Another widely cited reason for polygamy, is that here in the camps, Rohingya men no longer face the restrictions imposed on them back in Rakhine state. The Rohingya have long alleged that they would be asked for large sums of money (as high as 100,000 kyat, according to a 2014 report on discriminatory policies against Rohingya Muslims in Myanmar by the human rights organisation Fortify Rights) and it has been documented that the Rohingya were forced to comply with many additional requirements before getting married, including appearing before law enforcement multiple times and waiting months and up to years, for approval.
Researchers Alam and Sobhan too found these and more reasons for the practice of polygamy—including the lack of work opportunities and idle time, and Rohingya men asserting their right to marry than once as a Muslim.
Another factor is that polygamy is not simply rising in the camps but in the locality as well. While intermarriage between the refugees and local Bangladeshis has been seen from the outset of the refugee influx, with local men in particular marrying Rohingya girls and women, these researchers say they also encountered cases where Rohingya men married local women.
This is extreme, claim the researchers, to the extent that quite a number of local men in the areas where the camps are situated, have unofficial ‘second’ or ‘third’ wives. This was seen in both the case of well-off men as well as less financially solvent men who married Rohingya girls from comparatively financially solvent families.
Some families, while fleeing their homes in Rakhine, have managed to bring along some assets—most significantly, gold.
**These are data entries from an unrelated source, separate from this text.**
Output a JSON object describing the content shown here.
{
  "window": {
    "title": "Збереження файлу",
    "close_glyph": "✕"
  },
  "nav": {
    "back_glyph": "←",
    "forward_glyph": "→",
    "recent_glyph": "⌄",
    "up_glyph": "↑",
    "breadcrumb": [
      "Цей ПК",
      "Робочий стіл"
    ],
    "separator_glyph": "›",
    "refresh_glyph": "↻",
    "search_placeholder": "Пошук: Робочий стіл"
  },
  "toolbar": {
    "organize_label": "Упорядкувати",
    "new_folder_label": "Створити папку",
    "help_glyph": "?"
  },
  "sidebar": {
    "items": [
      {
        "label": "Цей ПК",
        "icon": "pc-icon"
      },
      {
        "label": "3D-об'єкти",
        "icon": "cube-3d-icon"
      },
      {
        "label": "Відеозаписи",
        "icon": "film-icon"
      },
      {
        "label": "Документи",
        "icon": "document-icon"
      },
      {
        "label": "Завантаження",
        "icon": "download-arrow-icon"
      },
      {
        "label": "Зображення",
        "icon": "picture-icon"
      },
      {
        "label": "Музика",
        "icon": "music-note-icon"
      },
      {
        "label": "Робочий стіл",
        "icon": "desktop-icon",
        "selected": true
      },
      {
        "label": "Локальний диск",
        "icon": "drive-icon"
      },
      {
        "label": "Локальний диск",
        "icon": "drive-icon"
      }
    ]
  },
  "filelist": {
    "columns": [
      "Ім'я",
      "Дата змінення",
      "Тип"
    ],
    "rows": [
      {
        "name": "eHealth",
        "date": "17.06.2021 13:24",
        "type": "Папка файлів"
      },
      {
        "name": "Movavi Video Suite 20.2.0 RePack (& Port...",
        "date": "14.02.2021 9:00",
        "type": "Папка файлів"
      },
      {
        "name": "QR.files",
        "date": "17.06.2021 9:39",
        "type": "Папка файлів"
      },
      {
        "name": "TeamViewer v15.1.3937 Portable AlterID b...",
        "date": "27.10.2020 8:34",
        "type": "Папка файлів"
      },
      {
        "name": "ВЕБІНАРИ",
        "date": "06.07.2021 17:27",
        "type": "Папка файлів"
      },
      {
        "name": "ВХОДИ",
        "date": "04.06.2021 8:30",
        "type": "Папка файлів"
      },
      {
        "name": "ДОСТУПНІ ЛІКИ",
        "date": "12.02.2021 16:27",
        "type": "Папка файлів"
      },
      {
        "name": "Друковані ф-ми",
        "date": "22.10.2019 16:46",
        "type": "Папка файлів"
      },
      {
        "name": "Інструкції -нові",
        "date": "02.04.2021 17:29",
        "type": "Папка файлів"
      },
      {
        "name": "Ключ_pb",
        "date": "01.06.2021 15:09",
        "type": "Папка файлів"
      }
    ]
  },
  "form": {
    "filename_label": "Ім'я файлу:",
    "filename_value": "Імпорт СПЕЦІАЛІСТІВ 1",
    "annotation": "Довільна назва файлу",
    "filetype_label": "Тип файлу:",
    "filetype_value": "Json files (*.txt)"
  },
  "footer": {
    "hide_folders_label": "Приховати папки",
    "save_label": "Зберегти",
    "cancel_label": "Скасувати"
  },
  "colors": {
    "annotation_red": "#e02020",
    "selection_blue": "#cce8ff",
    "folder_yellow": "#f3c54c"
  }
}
Gold and jewellery markets as well as shops selling wedding clothes flourish in and around the camps.
Even prior to the influxes, locals would tell us that these marriages were common across the shared border, because Rohingya girls were “beautiful”.
Technically, marriage between Bangladeshis and Rohingya is illegal, following a 2014 law that forbids registrars from officiating these. In January last year, the ban was upheld—the government cited that intermarriage was being used a means of getting citizenship. The sentence is up to seven years in prison—but enforcement is difficult.
A small snippet of the dynamics surrounding the factors causing and resulting from polygamy in the camps, it shows a need for further research into the matter.